Microsoft’s CTEM capabilities are integrated
within Microsoft Defender XDR and Microsoft Security Exposure Management. This
enables Automated risk detection, Contextual prioritization, Seamless
remediation workflows, and Simulation and validation.
Security
Exposure Management enables security teams to continuously discover, inventory,
and contextualize the organization's attack surface. By analyzing attack paths
and prioritizing weaknesses from an attacker’s perspective, it shifts away from
traditional, siloed approaches. This provides unified exposure insights,
helping organizations better understand their security posture and
strategically reduce risk.
Eliminating
Blind Spots with Microsoft’s EASM
With organizations expanding, their external
attack surface, the internet-facing assets, such as web servers, web
applications, and cloud assets, grow proportionally and are potential entry
points for attackers.

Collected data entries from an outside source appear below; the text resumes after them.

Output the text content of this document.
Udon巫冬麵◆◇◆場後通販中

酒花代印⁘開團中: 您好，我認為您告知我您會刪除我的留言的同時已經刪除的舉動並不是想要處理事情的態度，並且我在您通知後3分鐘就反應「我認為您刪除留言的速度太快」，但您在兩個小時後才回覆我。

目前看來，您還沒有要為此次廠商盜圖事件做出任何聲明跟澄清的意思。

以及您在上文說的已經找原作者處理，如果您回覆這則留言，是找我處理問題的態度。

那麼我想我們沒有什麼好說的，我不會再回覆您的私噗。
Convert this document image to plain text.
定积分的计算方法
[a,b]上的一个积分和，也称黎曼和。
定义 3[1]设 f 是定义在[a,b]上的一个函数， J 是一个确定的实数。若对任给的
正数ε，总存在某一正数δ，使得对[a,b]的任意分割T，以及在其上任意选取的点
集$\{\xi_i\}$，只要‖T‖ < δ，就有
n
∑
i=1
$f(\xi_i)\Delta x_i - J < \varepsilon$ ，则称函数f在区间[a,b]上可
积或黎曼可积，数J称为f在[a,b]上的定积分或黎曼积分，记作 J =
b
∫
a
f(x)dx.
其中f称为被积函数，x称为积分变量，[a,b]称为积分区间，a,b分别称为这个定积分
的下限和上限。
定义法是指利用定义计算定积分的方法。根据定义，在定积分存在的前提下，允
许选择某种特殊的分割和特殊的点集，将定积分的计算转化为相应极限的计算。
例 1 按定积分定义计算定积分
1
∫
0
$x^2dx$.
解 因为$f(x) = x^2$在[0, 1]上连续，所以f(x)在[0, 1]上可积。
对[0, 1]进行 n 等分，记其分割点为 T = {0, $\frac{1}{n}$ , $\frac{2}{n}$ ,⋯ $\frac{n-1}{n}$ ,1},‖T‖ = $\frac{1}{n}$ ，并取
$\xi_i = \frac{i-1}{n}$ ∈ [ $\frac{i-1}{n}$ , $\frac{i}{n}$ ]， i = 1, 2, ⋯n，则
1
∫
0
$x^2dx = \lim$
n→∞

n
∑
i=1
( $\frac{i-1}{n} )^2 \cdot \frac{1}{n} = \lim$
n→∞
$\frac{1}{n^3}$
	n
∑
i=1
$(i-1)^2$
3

By leveraging Microsoft’s External Attack Surface Management (EASM), organizations can
continuously monitor their external digital footprint and receive
alerts about potential exposures or
vulnerabilities.
The benefits of Microsoft’s EASM Solution
include comprehensive discovery of publicly exposed assets and scanning for new
exposures in real time to eliminate blind spots. Other advantages include
mapping and analyzing attack paths and prioritizing remediation based on
exploitability, threat intelligence, and business impact. The Solution
leverages AI-driven risk scoring to determine the highest risk posing
vulnerabilities.
It can be seamlessly integrated with Microsoft
Defender and Sentinel for end-to-end security monitoring and automated response
workflows, respectively, while establishing a robust security posture that
keeps threat actors at bay. Defenders must adopt an
attacker’s mindset, while defenders think in lists, attackers think in
graphs. By doing so, teams can better
identify and prioritize vulnerabilities to effectively minimize the attack
surface.
The
Road Ahead for Proactive Security with Microsoft’s CTEM and EASM
In today’s evolving security landscape,
Microsoft’s integrated CTEM and EASM approach empowers organizations to shift
from point-in-time security assessments to continuous security validation,
ensuring ongoing protection. Security teams can prioritize risks more
effectively using AI-driven insights and detailed attack path mapping, allowing
them to focus on what matters most. Furthermore, automated remediation
capabilities help organizations stay ahead of evolving threats, reducing
response times and strengthening overall cyber resilience. With Microsoft’s CTEM and EASM, security
teams can shift left on security, identify risks before they become incidents,
and build a resilient cybersecurity posture that outpaces adversaries.